Setny występ Winczo w kadrze

Agnieszka Winczo rozegrała swój setny mecz w reprezentacji. To trzecia taka piłkarka w historii. Sto meczów i 37 goli.


Nie jest tak popularna, jak Ewa Pajor, idolka młodych zawodniczek. Jej  klub to niemiecki BV Cloppenburg więc pod względem wizerunkowej rangi nie jest porównywalny do PSG którego zawodniczkami są Katarzyna Kiedrzynek i Paulina Dudek. Nie jest aktywna w mediach społecznościowych jak Ola Sikora z Juventusu i nie jest gwiazdą naszych krajowych boisk jak Ewelina Kamczyk, a wywiady udziela bardzo sporadycznie. To jednak Agnieszka Winczo jest obecnie najbardziej doświadczoną i najbardziej bramkostrzelną piłkarką w seniorskiej reprezentacji Polski ale równocześnie w nawiązaniu do wstępu jest również dla młodszego pokolenia postacią dość anonimową.

Piątkowe spotkanie towarzyskie Polska - Włochy (1:1) rozegrane w Lublinie było setnym meczem Winczo w reprezentacji Polski. Tym samym napastniczka stała się trzecią w historii piłkarką z trzycyfrową liczbą występów w seniorskiej kadrze narodowej naszego kraju. Winczo pracowała na to 15 lat. Wcześniej w stu spotkaniach grały tylko Maria Makowska (111 meczów) i Marta Otrębska (101) ale obie już dawno zakończyły swoje piłkarskiej kariery. Niespełna 35-letnia napastniczka w reprezentacji zadebiutowała w 2004 roku. Od tego czasu strzeliła dla niej 37 goli. W ilości trafień goni ją Ewa Pajor.

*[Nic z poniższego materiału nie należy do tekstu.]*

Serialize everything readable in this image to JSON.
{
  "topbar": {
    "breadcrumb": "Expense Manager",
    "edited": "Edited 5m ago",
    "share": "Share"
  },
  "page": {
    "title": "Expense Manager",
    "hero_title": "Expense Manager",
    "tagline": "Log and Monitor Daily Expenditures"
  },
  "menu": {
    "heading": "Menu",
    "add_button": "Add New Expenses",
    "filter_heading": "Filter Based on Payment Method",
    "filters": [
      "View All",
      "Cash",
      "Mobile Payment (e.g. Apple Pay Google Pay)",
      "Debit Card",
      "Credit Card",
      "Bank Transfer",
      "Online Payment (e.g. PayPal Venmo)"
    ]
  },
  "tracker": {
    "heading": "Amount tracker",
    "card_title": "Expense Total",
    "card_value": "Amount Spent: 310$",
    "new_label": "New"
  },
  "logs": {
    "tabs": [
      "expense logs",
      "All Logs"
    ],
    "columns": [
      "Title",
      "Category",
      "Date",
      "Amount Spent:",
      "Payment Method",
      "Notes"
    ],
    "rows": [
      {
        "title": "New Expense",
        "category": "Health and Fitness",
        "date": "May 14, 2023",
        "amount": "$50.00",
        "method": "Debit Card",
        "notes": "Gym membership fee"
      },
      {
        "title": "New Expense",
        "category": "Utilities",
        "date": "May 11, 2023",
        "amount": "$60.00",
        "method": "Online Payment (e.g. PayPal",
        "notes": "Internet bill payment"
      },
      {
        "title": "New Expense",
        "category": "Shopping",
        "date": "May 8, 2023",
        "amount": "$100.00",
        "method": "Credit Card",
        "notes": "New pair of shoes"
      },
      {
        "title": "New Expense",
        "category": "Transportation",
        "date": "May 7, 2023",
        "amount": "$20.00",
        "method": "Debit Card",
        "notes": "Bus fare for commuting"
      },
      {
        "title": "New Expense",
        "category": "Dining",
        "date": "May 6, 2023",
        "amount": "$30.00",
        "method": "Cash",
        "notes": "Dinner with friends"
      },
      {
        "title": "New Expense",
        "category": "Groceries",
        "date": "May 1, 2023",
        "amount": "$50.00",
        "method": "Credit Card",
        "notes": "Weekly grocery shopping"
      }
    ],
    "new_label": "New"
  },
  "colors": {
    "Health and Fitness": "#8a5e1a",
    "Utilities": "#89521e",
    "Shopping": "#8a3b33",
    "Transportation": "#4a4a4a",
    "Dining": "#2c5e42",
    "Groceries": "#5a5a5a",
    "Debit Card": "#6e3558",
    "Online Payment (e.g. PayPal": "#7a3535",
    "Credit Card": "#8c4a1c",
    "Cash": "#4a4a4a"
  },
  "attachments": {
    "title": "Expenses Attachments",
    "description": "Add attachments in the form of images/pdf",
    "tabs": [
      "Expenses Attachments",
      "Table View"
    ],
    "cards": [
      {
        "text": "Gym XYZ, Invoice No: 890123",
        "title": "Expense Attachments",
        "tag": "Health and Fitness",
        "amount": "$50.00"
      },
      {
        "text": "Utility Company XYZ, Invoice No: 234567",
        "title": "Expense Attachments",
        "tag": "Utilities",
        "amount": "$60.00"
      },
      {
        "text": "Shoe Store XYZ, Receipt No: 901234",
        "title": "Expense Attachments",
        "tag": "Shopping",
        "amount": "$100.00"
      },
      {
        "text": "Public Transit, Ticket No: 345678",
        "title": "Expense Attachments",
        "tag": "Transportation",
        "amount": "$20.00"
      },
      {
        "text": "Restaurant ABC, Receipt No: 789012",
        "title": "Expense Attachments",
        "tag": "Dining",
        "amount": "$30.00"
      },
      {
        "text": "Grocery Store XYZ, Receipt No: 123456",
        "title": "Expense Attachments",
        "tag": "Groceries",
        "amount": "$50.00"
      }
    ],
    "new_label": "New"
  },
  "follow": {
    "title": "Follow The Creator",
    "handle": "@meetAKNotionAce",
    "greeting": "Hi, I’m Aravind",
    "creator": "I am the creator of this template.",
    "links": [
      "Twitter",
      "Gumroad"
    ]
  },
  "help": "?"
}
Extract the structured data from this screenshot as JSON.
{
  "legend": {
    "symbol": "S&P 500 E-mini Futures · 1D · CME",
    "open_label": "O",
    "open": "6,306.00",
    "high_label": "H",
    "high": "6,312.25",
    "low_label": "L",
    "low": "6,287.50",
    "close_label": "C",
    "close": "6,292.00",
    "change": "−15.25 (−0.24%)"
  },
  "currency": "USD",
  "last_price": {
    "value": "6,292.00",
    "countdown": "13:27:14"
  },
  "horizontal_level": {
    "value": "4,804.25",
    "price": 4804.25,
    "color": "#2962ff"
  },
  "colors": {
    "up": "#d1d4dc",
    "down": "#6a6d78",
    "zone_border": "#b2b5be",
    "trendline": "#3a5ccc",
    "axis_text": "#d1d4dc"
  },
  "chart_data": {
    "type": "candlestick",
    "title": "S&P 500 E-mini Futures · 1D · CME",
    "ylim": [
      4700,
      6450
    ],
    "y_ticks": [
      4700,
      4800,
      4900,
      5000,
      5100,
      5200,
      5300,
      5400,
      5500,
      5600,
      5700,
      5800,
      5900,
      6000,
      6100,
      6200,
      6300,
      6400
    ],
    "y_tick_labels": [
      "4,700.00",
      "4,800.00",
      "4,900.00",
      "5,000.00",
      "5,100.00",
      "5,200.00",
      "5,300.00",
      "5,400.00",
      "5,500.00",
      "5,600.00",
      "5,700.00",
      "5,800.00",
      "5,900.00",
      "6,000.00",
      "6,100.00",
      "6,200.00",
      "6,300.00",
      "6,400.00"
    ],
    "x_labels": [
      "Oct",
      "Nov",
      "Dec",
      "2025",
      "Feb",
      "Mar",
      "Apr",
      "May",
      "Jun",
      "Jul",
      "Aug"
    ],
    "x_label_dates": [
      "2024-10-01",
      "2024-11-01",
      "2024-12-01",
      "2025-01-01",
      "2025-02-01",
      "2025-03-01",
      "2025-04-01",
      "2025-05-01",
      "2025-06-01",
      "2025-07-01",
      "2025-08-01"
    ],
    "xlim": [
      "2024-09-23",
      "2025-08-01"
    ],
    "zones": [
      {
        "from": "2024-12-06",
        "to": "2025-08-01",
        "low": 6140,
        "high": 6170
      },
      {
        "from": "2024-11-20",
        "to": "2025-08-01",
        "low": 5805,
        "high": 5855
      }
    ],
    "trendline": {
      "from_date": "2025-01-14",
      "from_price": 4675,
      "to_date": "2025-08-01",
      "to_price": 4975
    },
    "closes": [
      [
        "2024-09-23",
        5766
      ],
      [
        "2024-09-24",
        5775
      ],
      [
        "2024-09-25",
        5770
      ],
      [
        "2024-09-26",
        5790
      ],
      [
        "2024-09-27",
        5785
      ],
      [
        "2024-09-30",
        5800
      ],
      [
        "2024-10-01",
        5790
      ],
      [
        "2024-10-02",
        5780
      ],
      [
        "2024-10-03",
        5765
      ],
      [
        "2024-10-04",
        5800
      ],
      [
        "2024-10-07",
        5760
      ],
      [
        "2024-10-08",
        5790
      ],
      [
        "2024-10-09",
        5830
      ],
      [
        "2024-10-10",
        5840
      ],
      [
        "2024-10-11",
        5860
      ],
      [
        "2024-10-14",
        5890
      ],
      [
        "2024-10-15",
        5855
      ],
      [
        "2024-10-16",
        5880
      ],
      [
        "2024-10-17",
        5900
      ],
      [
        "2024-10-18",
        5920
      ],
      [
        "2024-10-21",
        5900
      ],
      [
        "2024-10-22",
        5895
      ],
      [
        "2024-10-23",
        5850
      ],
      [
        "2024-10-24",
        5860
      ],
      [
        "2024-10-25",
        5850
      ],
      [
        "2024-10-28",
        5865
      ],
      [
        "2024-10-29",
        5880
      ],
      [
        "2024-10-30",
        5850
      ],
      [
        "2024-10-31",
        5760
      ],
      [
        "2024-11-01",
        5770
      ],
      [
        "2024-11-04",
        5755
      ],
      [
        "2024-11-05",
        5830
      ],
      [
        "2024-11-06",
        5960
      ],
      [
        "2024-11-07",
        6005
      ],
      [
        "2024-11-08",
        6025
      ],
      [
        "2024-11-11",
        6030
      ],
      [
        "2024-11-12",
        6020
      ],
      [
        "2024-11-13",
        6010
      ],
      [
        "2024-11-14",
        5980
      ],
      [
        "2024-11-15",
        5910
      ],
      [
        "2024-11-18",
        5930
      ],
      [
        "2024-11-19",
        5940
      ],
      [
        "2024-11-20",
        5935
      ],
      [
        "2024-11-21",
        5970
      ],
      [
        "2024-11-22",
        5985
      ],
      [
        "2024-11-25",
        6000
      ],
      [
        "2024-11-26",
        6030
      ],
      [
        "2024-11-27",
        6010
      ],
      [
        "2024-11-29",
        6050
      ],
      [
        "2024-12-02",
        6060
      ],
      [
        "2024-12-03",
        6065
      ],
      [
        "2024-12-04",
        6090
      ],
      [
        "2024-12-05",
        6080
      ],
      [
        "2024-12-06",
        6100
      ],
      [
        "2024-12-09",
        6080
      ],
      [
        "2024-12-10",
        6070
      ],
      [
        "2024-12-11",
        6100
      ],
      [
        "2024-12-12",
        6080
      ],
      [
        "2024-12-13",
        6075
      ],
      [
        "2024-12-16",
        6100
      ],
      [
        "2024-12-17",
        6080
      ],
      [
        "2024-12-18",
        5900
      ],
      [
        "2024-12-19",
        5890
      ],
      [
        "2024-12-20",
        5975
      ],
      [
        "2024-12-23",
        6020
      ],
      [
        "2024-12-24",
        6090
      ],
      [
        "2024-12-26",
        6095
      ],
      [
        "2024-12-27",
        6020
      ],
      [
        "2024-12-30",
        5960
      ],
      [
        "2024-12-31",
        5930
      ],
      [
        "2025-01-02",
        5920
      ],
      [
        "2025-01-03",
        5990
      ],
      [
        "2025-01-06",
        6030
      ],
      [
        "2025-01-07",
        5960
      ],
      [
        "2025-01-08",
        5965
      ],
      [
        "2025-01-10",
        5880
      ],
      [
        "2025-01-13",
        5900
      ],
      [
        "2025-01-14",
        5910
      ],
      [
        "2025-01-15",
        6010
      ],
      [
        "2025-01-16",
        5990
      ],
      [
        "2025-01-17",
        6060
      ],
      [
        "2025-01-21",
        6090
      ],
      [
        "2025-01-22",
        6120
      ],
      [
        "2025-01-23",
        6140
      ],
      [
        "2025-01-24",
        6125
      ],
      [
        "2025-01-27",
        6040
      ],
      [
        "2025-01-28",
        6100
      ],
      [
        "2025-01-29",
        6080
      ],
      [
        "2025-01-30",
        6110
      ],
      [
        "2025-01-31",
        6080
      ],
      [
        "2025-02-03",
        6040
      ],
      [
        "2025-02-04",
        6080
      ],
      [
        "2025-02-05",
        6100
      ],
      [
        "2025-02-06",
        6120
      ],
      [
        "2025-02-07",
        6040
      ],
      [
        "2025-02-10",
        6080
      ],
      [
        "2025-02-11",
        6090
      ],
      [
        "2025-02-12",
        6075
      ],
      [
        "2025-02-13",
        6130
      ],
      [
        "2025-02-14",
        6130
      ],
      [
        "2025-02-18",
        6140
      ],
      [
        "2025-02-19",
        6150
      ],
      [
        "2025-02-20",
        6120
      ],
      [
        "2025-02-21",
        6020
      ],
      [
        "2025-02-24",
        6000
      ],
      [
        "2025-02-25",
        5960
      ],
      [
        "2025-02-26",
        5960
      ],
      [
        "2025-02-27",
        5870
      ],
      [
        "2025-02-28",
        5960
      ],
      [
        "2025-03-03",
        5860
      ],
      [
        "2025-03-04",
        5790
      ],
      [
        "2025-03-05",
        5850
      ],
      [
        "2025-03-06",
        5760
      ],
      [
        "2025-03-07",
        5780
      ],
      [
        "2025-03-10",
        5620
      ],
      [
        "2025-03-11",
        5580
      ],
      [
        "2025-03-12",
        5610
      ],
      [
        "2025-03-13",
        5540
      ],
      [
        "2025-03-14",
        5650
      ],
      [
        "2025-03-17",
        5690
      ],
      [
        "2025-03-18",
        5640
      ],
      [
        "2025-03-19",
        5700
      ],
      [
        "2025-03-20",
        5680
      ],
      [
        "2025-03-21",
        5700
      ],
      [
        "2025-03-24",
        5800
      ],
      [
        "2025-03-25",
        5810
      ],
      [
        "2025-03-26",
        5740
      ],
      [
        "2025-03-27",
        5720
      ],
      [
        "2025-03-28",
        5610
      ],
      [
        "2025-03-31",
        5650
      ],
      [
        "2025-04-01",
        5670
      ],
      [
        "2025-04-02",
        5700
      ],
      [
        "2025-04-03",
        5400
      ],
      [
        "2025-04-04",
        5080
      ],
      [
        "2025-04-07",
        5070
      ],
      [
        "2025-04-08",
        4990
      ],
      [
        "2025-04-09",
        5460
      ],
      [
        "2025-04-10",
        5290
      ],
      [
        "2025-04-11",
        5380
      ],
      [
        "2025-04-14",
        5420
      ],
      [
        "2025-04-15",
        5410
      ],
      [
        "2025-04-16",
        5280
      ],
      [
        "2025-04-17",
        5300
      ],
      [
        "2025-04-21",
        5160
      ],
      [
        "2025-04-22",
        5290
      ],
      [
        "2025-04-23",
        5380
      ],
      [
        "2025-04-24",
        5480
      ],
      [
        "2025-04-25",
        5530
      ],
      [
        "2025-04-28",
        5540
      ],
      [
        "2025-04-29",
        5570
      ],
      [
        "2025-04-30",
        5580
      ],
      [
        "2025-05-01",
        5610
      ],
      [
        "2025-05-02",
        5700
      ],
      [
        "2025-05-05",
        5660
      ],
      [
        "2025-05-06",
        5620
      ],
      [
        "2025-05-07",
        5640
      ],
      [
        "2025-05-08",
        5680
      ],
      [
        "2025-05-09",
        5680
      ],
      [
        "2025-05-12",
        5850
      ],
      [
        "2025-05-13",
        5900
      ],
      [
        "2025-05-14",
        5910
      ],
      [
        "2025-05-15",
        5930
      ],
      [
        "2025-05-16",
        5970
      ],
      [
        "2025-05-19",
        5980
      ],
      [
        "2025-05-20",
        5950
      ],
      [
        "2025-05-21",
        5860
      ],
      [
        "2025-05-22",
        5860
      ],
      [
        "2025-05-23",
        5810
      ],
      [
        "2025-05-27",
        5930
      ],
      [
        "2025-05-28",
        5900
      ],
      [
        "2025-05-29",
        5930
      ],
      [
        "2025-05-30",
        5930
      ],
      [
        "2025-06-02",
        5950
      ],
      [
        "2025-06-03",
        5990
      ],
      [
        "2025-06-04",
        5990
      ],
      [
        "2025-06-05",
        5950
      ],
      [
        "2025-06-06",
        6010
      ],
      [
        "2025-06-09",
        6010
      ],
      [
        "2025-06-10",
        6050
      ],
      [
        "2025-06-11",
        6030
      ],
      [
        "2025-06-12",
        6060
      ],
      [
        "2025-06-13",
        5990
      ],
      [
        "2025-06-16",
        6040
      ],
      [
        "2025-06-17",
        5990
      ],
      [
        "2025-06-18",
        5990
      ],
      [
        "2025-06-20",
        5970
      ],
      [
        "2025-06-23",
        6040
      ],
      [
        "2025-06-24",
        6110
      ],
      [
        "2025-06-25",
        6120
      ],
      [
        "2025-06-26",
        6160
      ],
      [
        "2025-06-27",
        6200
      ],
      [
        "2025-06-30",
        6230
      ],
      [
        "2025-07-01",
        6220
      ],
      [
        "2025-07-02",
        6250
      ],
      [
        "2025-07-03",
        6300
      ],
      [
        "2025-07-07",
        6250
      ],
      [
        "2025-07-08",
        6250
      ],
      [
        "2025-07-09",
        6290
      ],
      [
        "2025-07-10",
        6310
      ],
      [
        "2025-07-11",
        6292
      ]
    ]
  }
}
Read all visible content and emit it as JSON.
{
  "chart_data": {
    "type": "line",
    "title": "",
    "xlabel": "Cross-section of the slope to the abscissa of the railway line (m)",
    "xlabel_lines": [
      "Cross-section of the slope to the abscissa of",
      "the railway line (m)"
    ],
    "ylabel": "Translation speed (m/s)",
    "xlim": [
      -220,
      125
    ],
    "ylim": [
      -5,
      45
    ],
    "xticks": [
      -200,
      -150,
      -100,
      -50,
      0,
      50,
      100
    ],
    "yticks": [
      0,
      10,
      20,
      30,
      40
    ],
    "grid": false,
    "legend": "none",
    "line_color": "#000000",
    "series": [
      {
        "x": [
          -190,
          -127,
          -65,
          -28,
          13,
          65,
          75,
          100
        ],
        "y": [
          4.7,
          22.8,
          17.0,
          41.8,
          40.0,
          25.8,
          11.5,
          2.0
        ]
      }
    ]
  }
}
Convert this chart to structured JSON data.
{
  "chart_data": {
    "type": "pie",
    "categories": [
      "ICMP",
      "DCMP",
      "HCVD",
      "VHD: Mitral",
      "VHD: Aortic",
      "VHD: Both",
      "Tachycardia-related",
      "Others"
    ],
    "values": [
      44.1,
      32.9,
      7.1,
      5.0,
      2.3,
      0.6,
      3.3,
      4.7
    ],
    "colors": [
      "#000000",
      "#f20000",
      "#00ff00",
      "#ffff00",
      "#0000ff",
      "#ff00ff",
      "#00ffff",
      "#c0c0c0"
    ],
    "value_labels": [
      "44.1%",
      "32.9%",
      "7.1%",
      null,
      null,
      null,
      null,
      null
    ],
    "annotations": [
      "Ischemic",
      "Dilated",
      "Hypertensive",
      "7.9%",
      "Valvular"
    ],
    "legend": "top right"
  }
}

Agnieszka Winczo jest wychowanką Gola Częstochowa. Grała także w Czarnych Sosnowiec oraz w nieistniejącej już Unii Racibórz. Latem 2011 roku jako królowa strzelczyń Ekstraligi kobiet trafiła do niemieckiego BV Cloppenburg. Jej klub gra w 2.Bundeslidze. Przez jeden sezon grała z nim nawet w pierwszej Bundeslidze. Dwukrotnie była królową strzelczyń w 2.Bundeslidze (2012 i 2017). Jest jedną z najlepszych zawodniczek swojego zespołu. W reprezentacji Polski gra w koszulce z numerem "15". Na boisku podczas meczów reprezentacji nie trudno ją dostrzec. Wyróżnia ją wysoki wzrost co w duecie z szybką Ewą Pajor tworzy skuteczny atak naszej kadry narodowej. W meczu z Włoszkami na boisku przebywała przez całe 90-minut.